小忠は大忠の賊
意味:小さな誠実さは大きな誠実さを妨げる
何を小忠というのか。昔、楚の共王が、晋の厲公と鄢陵で戦い、楚の軍が破れて、共王も目に傷を負った。戦のさなかに、司馬子反はのどが渇いて飲み物を求め、小姓の穀陽が酒を持ってきた。司馬子反は「ああ、下げなさい、これは酒だ。」と言ったが、穀陽は「これは酒ではありません。」と言った。司馬子反は受け取ってこれを飲んだ。司馬子反は酒が大好きな人であったので、美味しいと思って口から離せなくなり、酔ってしまった。戦いが終わり、共王はもう一度戦おうと思い、人をやって司馬子反を呼んだが、司馬子反は胸が痛いからと断った。共王は馬に乗って自ら司馬子反のもとへ行き、幕舎に入ったが、酒の匂いを嗅ぐと帰った。共王が言った。「今日の戦いは、私自身が傷つき、頼みとする者は司馬子反である。
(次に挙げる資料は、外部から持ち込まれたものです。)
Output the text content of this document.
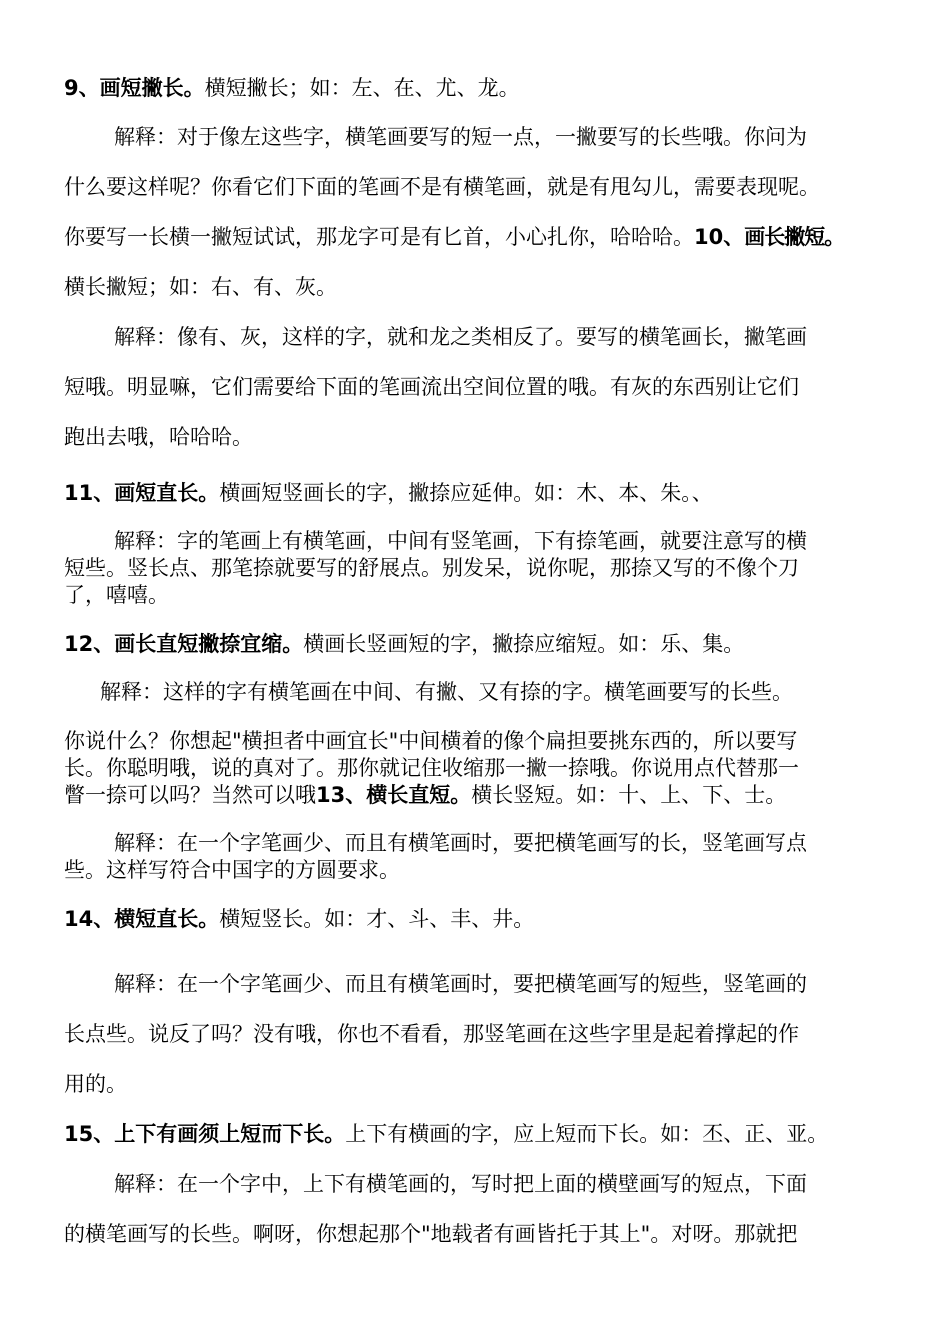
9、画短撇长。横短撇长；如：左、在、尤、龙。
解释：对于像左这些字，横笔画要写的短一点，一撇要写的长些哦。你问为
什么要这样呢？你看它们下面的笔画不是有横笔画，就是有甩勾儿，需要表现呢。
你要写一长横一撇短试试，那龙字可是有匕首，小心扎你，哈哈哈。10、画长撇短。
横长撇短；如：右、有、灰。
解释：像有、灰，这样的字，就和龙之类相反了。要写的横笔画长，撇笔画
短哦。明显嘛，它们需要给下面的笔画流出空间位置的哦。有灰的东西别让它们
跑出去哦，哈哈哈。
11、画短直长。横画短竖画长的字，撇捺应延伸。如：木、本、朱。、
解释：字的笔画上有横笔画，中间有竖笔画，下有捺笔画，就要注意写的横
短些。竖长点、那笔捺就要写的舒展点。别发呆，说你呢，那捺又写的不像个刀
了，嘻嘻。
12、画长直短撇捺宜缩。横画长竖画短的字，撇捺应缩短。如：乐、集。
解释：这样的字有横笔画在中间、有撇、又有捺的字。横笔画要写的长些。
你说什么？你想起"横担者中画宜长"中间横着的像个扁担要挑东西的，所以要写
长。你聪明哦，说的真对了。那你就记住收缩那一撇一捺哦。你说用点代替那一
瞥一捺可以吗？当然可以哦13、横长直短。横长竖短。如：十、上、下、士。
解释：在一个字笔画少、而且有横笔画时，要把横笔画写的长，竖笔画写点
些。这样写符合中国字的方圆要求。
14、横短直长。横短竖长。如：才、斗、丰、井。
解释：在一个字笔画少、而且有横笔画时，要把横笔画写的短些，竖笔画的
长点些。说反了吗？没有哦，你也不看看，那竖笔画在这些字里是起着撑起的作
用的。
15、上下有画须上短而下长。上下有横画的字，应上短而下长。如：丕、正、亚。
解释：在一个字中，上下有横笔画的，写时把上面的横壁画写的短点，下面
的横笔画写的长些。啊呀，你想起那个"地载者有画皆托于其上"。对呀。那就把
それなのに司馬子反がこのように酔っている。これは楚の国のことを忘れ、わが民のことを考えていないということだ。もう一度戦うのはやめよう。」ここにおいて軍を引き上げて去り、司馬子反を斬って死罪とした。小姓の穀陽が酒をすすめたのは、司馬子反にあだなそうとしたわけではない。その心は忠愛であったが、しかしたまたま殺すことになってしまった。ゆえに、「小忠は大忠の賊」と言うのだ。